As a senior economist at the U.S. Bureau of Labor Statistics, Wander Cedeño helps to produce the nation’s monthly jobs report—a highly cited indicator of the economy’s health. Growing up in New York City’s Washington Heights, he says he never could have imagined “working steps from the Capitol and having current and former presidents tweet about your report. It’s very humbling.”

Cedeño received scholarship support for his undergraduate studies at the Gabelli School of Business. “The help that Fordham provided sealed the deal in my being able to attend a top-notch institution,” he says.

It also helped seal another deal: On a trip with the University’s Dorothy Day Center for Service and Justice, he met his wife, Honduran-born Aryany (Pérez) Cedeño, FCRH ’11. The two were married in 2013.

For his master’s degree in international political economy and development (IPED), Cedeño was awarded a scholarship from Fordham’s Graduate School of Arts and Sciences. “I think it’s a very special place,” he says of IPED, adding that he appreciated the program’s small size and the diversity of his cohort. He studied abroad briefly in the Philippines, where the conditions he witnessed made a big impact. “I came from a working-class neighborhood and I saw poverty in the U.S., but seeing poverty in a developing country is on another scale. It just makes you outwardly focused,” he says. “And it reaffirmed my desire to live a life of service.”

After graduation, Cedeño served as a New York City Urban Fellow.

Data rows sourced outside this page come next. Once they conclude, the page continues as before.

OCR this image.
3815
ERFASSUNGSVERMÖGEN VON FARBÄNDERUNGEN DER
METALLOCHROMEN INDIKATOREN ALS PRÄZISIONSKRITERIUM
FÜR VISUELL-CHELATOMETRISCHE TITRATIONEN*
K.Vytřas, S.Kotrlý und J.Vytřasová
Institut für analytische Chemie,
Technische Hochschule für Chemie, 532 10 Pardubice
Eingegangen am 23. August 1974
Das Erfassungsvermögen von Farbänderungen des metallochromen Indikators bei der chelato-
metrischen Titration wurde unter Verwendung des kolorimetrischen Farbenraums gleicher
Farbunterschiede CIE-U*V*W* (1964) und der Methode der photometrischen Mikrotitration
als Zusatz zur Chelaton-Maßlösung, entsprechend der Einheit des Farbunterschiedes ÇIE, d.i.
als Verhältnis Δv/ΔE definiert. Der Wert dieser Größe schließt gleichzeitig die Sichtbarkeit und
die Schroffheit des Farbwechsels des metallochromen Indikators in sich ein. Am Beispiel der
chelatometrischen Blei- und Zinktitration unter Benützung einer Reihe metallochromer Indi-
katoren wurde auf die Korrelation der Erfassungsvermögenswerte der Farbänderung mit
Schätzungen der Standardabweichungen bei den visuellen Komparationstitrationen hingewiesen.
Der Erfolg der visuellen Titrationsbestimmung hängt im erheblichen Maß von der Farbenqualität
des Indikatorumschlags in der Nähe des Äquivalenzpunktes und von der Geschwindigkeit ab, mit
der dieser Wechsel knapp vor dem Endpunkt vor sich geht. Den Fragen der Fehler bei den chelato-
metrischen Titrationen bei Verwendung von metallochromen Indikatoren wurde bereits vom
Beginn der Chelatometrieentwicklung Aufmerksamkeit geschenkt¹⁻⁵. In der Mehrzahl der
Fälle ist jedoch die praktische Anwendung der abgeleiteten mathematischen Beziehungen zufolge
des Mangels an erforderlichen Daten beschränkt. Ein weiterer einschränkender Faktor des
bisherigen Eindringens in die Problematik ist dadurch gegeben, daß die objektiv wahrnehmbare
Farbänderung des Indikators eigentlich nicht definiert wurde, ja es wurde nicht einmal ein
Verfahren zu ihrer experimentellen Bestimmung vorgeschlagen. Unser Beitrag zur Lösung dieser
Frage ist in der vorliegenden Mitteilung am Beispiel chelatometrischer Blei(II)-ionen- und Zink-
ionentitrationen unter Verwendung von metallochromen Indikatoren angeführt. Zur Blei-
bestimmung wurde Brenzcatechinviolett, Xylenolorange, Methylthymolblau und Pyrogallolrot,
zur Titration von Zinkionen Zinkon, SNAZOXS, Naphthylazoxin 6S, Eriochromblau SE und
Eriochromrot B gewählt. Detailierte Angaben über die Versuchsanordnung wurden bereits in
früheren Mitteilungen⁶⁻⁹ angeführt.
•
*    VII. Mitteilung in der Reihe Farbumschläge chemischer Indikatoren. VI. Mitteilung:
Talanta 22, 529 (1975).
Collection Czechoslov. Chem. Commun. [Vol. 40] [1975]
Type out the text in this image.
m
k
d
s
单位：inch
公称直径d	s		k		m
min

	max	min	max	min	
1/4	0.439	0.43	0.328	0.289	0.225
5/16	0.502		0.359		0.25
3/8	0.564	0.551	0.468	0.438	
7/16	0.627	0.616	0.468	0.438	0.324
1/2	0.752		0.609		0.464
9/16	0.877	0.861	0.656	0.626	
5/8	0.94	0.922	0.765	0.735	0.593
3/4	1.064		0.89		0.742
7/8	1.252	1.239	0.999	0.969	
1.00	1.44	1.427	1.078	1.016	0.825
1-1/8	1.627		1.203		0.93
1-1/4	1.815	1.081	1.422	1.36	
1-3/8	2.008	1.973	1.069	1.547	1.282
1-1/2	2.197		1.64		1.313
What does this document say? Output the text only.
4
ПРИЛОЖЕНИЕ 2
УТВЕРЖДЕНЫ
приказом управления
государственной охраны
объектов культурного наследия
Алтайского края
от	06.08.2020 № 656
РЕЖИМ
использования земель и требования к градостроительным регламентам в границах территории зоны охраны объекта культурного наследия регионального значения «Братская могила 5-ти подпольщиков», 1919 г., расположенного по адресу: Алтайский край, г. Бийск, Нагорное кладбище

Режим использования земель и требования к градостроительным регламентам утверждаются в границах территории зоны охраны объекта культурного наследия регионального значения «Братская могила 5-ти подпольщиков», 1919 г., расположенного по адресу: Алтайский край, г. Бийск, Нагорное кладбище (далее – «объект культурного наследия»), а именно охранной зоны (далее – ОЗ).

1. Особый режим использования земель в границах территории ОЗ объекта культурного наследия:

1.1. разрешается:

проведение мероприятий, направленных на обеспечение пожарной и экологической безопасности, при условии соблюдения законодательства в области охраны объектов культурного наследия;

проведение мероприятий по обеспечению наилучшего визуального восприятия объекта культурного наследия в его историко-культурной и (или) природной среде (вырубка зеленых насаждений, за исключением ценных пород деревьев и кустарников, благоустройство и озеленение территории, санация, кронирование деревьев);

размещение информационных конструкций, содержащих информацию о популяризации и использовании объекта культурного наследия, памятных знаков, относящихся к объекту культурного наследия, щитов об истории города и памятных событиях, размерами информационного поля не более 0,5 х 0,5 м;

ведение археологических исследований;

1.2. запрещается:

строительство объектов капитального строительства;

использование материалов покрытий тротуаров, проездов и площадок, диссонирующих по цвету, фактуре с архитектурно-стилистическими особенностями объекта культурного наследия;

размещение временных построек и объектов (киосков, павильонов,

He worked in the city’s Department of Parks and Recreation, where, among other things, he helped assess and catalog the damage caused by Hurricane Sandy. “It was a massive cleanup, a crash course in emergency response,” he says. “It was really a dynamic experience.” He joined the labor statistics bureau in 2013, and was promoted to his current position last December.

Leaving New York was bittersweet, Cedeño says. He misses his parents, who were born in the Dominican Republic. “But I think everyone understands the journey. Not only mine, but my family’s, coming to America 30 years ago.”